Elie Kedourie

Elie Kedourie, CBE, FBA (25 January 1926 – 29 June 1992, Washington) was a British historian of the Middle East. He wrote from a conservative perspective, dissenting from many points of view taken as orthodox in the field. He was at the London School of Economics (LSE) from 1953 to 1990, becoming Professor of Politics.

He was born in Baghdad; his background was Iraqi Jewish and he grew up in the Jewish quarter, attending the Alliance Française primary school and then the Shammash High School. He took an undergraduate degree at the LSE.

Kedourie's doctoral thesis (later England and the Middle East) was critical of many things like Britain's interwar role in Iraq. It was refused a D. Phil. of the University of Oxford but was published in 1956. It castigated British policy makers for their encouragement of Arab nationalism and contained a very negative view of T. E. Lawrence. He refused to make the changes requested by one of the examiners, Sir Hamilton Alexander Rosskeen Gibb, and did not get the degree. Michael Oakeshott brought Kedourie back to the LSE in 1953.

In 1964, Kedourie was founder and editor of the learned journal, Middle Eastern Studies.

His 1960 book Nationalism provoked replies, in Thought and Change (1964) and Nations and Nationalism (1983), by his LSE colleague Ernest Gellner, who contested Kedourie's theories on the potential eliminability of nationalist thought.

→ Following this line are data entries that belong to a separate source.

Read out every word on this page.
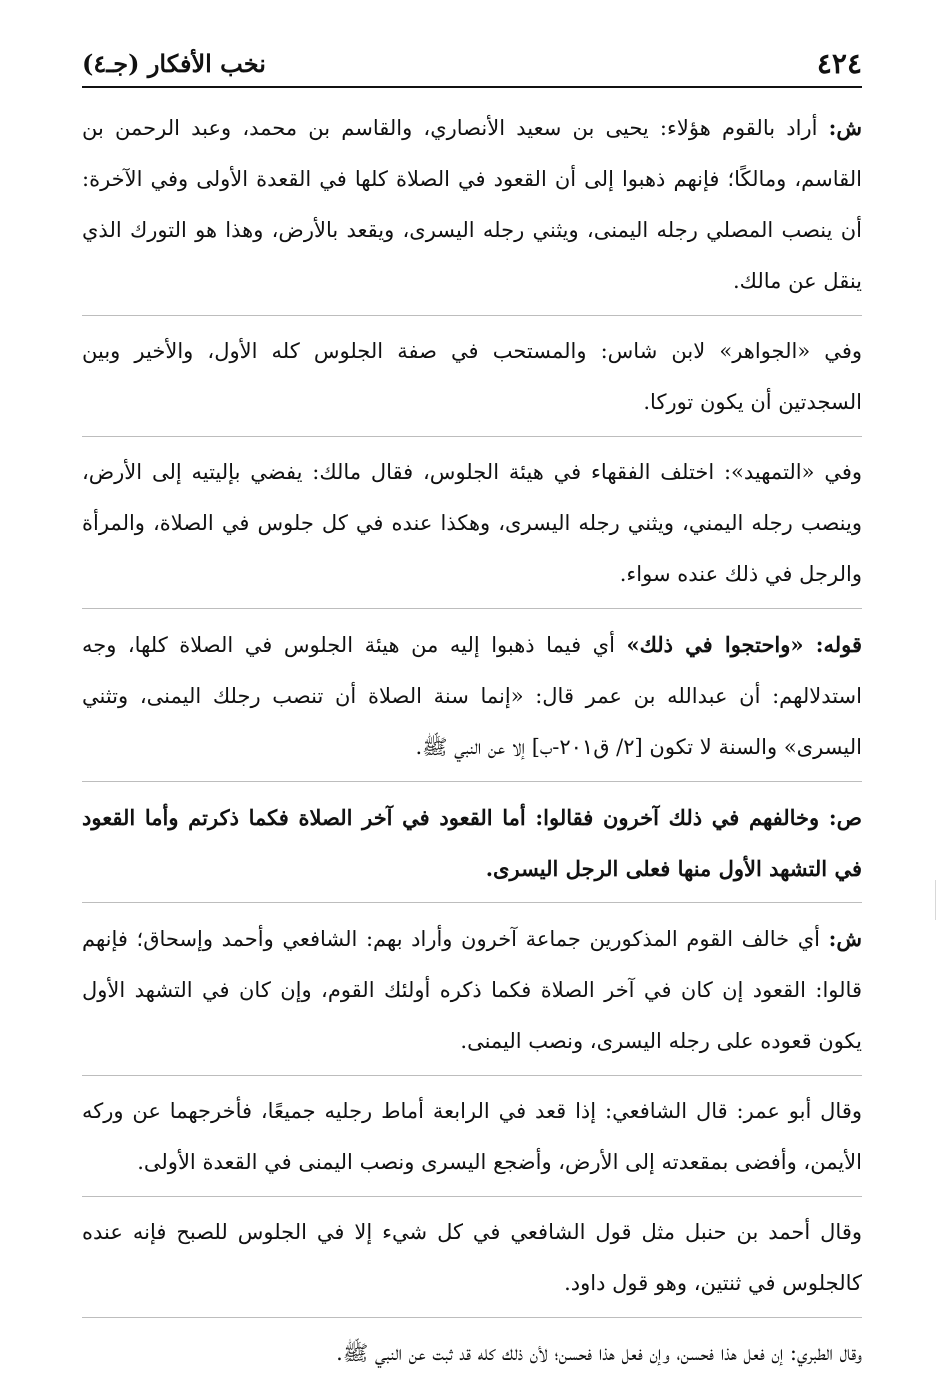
٤٢٤
نخب الأفكار (جـ٤)

ش: أراد بالقوم هؤلاء: يحيى بن سعيد الأنصاري، والقاسم بن محمد، وعبد الرحمن بن القاسم، ومالكًا؛ فإنهم ذهبوا إلى أن القعود في الصلاة كلها في القعدة الأولى وفي الآخرة: أن ينصب المصلي رجله اليمنى، ويثني رجله اليسرى، ويقعد بالأرض، وهذا هو التورك الذي ينقل عن مالك.

وفي «الجواهر» لابن شاس: والمستحب في صفة الجلوس كله الأول، والأخير وبين السجدتين أن يكون توركا.

وفي «التمهيد»: اختلف الفقهاء في هيئة الجلوس، فقال مالك: يفضي بإليتيه إلى الأرض، وينصب رجله اليمني، ويثني رجله اليسرى، وهكذا عنده في كل جلوس في الصلاة، والمرأة والرجل في ذلك عنده سواء.

قوله: «واحتجوا في ذلك» أي فيما ذهبوا إليه من هيئة الجلوس في الصلاة كلها، وجه استدلالهم: أن عبدالله بن عمر قال: «إنما سنة الصلاة أن تنصب رجلك اليمنى، وتثني اليسرى» والسنة لا تكون [٢/ ق٢٠١-ب] إلا عن النبي ﷺ.

ص: وخالفهم في ذلك آخرون فقالوا: أما القعود في آخر الصلاة فكما ذكرتم وأما القعود في التشهد الأول منها فعلى الرجل اليسرى.

ش: أي خالف القوم المذكورين جماعة آخرون وأراد بهم: الشافعي وأحمد وإسحاق؛ فإنهم قالوا: القعود إن كان في آخر الصلاة فكما ذكره أولئك القوم، وإن كان في التشهد الأول يكون قعوده على رجله اليسرى، ونصب اليمنى.

وقال أبو عمر: قال الشافعي: إذا قعد في الرابعة أماط رجليه جميعًا، فأخرجهما عن وركه الأيمن، وأفضى بمقعدته إلى الأرض، وأضجع اليسرى ونصب اليمنى في القعدة الأولى.

وقال أحمد بن حنبل مثل قول الشافعي في كل شيء إلا في الجلوس للصبح فإنه عنده كالجلوس في ثنتين، وهو قول داود.

وقال الطبري: إن فعل هذا فحسن، وإن فعل هذا فحسن؛ لأن ذلك كله قد ثبت عن النبي ﷺ.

Kedourie was critical of Marxist interpretations of history and nationalism, which he described as 'anti-individualist, despotic, racist, and violent'. He claimed that they had turned the Middle East into 'a wilderness of tigers'.

Kedourie also documented and criticised what he saw as the British Empire's debilitation by excessive self-criticism. In 1970, he attacked another British celebrity, Arnold J. Toynbee in the essay, The Chatham House Version and held him partly responsible for the British abdication of responsibility for the state of the Middle East.